As Violas de Queluz e o Jubileu do Senhor Bom Jesus de Matosinhos…

A vocação musical dos mineiros e, principalmente, a prática de tocar violas é atestada em diversos registros, documentos e publicações já no século XVIII. Os viajantes que por aqui passaram nas primeiras décadas do século XIX como os franceses Auguste Saint Hilaire e Ferdinand Denis dão fartas referências sobre o cenário e costumes provincianos. Estes relatos nos mostram a importância da música no cotidiano da sociedade brasileira recém-liberta do julgo português.

As festas religiosas assim como as reuniões familiares, são os principais espaços para a prática musical popular na primeira metade do século XIX, onde se destacam a presença de violas e rabecas nas apresentações, configurando os principais instrumentos dessa época.

E um fator que contribuiu para isso foi a presença de músicos portugueses em território mineiro no século XVIII, que difundiu a tradição de fabricar a viola na região central de Minas Gerais, inspirada nas “violas toeiras”.

Pelo interior de nosso Estado as violas de cordas tornavam-se cada vez mais populares e instrumento de ofício para celebrações religiosas e festividades domésticas.

E um dos centros produtores de maior fama foi em Queluz (antiga Real Villa de Queluz), atual Conselheiro Lafaiete, região que até 1790 ainda pertencia a Vila de São José del Rei (Tiradentes).

Durante o curso de todo o século XIX Queluz chegou a ter cerca de quinze oficinas de instrumentos musicais. Oficinas essas que se estenderam por um longo período no século seguinte.

1955 – de autoria da revista Alterosa, edição de outubro de 1955, que veio a Congonhas fazer uma reportagem sobre o jubileu… e o fotógrafo captou o momento em que os violeiros faziam uma demonstração das Vilas de Queluz… algo emblemático e mítico da história da música mineira…

Possuindo doze cordas (três duplas e duas triplas), as violas de Queluz traziam elementos em sua composição que acabaram servindo de modelo aos produtores da época. A sua marchetaria adornava as violas ao esculpir artesanalmente formas e desenhos.

Seja símbolos ou desenhos de decantada beleza, a marchetaria tornou-se uma característica ímpar que os fabricantes desenvolveram e que ajudaram a consolidar a reputação de preciosidade artística dos instrumentos fabricados em Queluz.

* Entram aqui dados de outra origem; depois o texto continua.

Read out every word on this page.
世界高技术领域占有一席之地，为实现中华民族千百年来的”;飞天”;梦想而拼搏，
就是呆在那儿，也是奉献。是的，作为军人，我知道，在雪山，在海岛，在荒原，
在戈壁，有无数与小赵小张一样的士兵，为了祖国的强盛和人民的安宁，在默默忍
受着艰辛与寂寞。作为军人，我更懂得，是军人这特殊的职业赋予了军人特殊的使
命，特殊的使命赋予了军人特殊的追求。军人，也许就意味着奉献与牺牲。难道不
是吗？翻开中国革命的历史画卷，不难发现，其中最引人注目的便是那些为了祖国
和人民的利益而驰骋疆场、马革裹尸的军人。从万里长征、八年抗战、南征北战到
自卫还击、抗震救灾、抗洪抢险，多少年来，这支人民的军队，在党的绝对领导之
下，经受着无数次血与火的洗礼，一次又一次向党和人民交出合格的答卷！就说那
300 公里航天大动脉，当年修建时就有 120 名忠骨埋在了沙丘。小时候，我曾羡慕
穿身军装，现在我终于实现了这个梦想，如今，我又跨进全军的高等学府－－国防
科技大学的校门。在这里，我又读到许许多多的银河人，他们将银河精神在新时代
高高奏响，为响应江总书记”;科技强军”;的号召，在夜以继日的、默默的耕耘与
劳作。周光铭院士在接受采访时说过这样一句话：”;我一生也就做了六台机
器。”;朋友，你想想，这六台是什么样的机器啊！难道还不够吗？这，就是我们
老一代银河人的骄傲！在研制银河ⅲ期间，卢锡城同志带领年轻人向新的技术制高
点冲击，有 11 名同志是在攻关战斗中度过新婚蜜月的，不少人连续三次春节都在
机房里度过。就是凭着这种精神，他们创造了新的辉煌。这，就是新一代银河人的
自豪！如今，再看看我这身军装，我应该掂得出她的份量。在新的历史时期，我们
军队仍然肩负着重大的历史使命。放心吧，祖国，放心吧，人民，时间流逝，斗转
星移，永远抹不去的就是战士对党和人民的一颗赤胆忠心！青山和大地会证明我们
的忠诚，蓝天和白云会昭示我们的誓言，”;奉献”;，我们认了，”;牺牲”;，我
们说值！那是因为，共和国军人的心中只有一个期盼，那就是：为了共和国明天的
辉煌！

A família portuguesa dos Meireles, que se estabeleceu como uma das mais antigas do território mineiro chegou a Queluz ainda no século XVIII e ali se estabeleceu. Seus membros tinham diversas habilidades como carpinteiros e marceneiros. Foram os primeiros na confecção e fabricação de violas em Queluz e um dos pioneiros foi Francisco Cândido de Meireles, que ficou conhecido como “Chico Meireles”.

Outro famoso fabricante foi o Ventura; José Meireles ou Juca Meireles como era conhecido.

Uma das particularidades dos Meireles, é que, com raras exceções, quase todos os homens são marceneiros, profissão esta que, ao lado do fabrico das violas, é transmitida de pai para filho.

Benjamim Cândido Meireles e seus filhos possuíam uma das melhores fábricas de Queluz (Conselheiro Lafaiete).

Entre os pertences da família Meireles estava uma caderneta datada entre 1916 a 1929 que contabilizava a produção de 958 violas nesse período. Um número realmente expressivo para o início do século XX.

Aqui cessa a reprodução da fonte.